Scorched, but Still Green: My Faith is Going to Prepare Me
- Audrey Willis
- 5 days ago
- 3 min read
This Sunday, I got invited by Dr. Alfreda Robinson to worship at Mount Pilgrim, Pastor (Representative) Nicks church (I was just there two weeks ago). The sermon, “Scorched, But Still Green,” landed on me like a word for this season of my life and this season of Arkansas politics.

The message was simple, but not soft: life will scorch you, but it doesn’t get to define you. If your roots are deep enough, you stay green.
That truth matters because I’m heading into a Capitol controlled by a supermajority. I’m not walking in naïve. I know the math. I know the dynamics. I know the pressure to go along to get along. But I also know this: Arkansas doesn’t need more people blending into the wallpaper (for the record, I am just a wallflower at parties). We need leaders willing to keep their color when the heat is on.

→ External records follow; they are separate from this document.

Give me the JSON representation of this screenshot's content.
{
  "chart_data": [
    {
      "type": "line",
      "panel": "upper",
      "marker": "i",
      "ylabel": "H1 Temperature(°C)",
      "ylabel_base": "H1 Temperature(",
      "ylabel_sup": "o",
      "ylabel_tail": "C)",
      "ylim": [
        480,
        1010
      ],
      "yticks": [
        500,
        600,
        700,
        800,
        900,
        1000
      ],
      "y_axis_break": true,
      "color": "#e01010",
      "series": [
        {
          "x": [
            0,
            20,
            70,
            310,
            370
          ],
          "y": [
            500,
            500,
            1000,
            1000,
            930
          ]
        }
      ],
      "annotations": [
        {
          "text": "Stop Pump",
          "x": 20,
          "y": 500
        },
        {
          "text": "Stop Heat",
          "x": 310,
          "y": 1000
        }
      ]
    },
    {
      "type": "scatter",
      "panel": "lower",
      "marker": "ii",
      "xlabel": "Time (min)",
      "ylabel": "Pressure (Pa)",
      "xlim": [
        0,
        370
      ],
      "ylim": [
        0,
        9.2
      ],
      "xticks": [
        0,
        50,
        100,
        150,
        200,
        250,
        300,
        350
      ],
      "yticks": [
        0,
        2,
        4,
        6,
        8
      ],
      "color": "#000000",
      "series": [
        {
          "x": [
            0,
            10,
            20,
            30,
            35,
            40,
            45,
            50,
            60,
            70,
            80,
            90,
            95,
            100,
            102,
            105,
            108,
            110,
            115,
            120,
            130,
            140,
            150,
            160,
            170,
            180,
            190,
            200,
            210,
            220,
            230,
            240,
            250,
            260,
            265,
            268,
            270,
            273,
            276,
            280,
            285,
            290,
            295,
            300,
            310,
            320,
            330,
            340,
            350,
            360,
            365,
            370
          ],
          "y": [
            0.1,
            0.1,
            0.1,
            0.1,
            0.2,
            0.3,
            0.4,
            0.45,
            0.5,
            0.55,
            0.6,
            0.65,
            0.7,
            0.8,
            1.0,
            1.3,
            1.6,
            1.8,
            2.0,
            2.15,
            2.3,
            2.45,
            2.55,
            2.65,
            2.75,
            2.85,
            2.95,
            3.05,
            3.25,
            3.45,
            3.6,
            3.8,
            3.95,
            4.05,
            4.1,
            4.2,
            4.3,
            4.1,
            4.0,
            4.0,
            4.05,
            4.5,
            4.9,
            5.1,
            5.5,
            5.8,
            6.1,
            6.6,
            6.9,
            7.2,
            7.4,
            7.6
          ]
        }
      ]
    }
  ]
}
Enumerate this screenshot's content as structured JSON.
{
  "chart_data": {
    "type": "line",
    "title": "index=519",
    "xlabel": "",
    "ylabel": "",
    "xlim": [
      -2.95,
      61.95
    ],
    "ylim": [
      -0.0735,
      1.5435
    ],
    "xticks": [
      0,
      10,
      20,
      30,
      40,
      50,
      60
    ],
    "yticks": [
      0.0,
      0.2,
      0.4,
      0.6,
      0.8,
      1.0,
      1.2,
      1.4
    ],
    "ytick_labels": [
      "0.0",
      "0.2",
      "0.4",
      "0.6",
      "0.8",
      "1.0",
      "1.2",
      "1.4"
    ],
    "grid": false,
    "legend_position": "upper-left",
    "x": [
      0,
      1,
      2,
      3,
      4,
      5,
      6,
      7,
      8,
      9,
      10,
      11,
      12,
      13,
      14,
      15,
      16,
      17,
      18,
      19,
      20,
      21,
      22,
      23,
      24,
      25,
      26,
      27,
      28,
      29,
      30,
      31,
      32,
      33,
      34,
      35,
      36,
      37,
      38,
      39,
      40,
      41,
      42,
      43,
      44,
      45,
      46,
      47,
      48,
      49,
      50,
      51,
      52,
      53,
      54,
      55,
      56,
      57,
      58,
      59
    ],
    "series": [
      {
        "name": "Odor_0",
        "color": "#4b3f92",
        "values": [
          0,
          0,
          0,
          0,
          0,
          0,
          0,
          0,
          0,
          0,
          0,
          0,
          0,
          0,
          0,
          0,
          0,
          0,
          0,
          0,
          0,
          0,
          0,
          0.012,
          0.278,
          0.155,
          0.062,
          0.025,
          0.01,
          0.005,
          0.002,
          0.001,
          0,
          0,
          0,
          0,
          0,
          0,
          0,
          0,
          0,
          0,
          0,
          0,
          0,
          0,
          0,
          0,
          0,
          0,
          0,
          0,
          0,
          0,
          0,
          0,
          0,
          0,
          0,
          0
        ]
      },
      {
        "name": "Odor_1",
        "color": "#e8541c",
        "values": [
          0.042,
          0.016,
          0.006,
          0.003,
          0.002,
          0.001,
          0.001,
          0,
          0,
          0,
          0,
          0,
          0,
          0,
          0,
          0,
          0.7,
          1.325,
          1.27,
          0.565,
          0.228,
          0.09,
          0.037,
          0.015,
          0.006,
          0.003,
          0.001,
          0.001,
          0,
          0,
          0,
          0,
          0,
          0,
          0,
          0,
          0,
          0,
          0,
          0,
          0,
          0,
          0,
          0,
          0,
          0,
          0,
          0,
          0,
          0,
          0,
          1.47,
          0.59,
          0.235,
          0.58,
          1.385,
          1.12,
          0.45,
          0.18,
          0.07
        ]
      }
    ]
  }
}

The scripture came from Jeremiah... a tree planted by the water, spreading its roots, unafraid of drought, still bearing fruit. That image isn’t just poetic; it’s practical. In politics, drought looks like closed-door deals, “That’s just how it’s done,” excuses (the worst) and policies that benefit some while communities get crumbs.
Being rooted means I don’t draw my strength from approval, party leadership, or political favors. I draw it from people, students, workers, parents, and small business owners who live with the consequences of decisions made far from their kitchen tables. I mean if we’re serious about preparing today’s youth for tomorrow’s jobs, we can’t build policy on shaky soil. We need transparency, accountability, and long-term thinking roots that go deep enough to support real growth.
Getting in the mud is not optional. One line from the sermon cut straight through: “Sometimes you’ve got to put on real muddy boots.” I thought about my duck boots that I keep by the garage door. I wear them when I check the mail or go outside. I wear my muddy duck boots. Because I never really know what the conditions will be. Sometimes I get my neighbors mail and I have to walk across the yard, we have muddy puddles that pool up sometimes and you can't see them until you are up on them.

My boots ain't cute. They are functional. They get the job done. They protect my feet. That’s it. That’s the job.
I’m not running to be ornamental. I’m running to work. And real work sometimes means asking uncomfortable questions, calling out things that may not work in my district, and being the person in the room who won’t look away when things aren't right. That’s what whistleblowing really is, not grandstanding, not drama, but refusing to pretend everything is fine when it isn’t.
When I think of our kids, they don’t need performative politics. They need adults who will fight for safe schools, honest funding, and pathways that don’t dead-end after graduation. If that means getting muddy, so be it. Progress doesn’t happen from the sidelines.
The sermon reminded us that green isn’t just a color; it’s a signal. Green means growth. Green means life is still happening, even when frost hits. Sustainable growth doesn’t come from quick deals or flashy announcements. It comes from nurturing what’s already here: local talent, small businesses, and communities willing to work when given a fair shot. That requires leaders who stay green who don’t dry up when pressure comes, who don’t stop yielding fruit because the environment got tough.
Let’s be honest, in the AR House I would be apart of the minority and being in the minority means you don’t always win the vote. But you can still win the moment. Because I can put truth on the record, force hard conversations others want to avoid and shine light where silence has been convenient.
That’s accountability. That’s stewardship. That’s faith in action.
I’m not going to the Capitol expecting applause, I will be the "new kid on the block". I’m going prepared with roots, resolve, and my muddy boots because the future can’t wait.
We can be scorched by the system and still stay green for the people.
That’s the work.
That’s the calling.
And that’s exactly why I’m running.
So cheers to being more like a pine tree :)
Audrey for Arkansas: Because the Future Can’t Wait.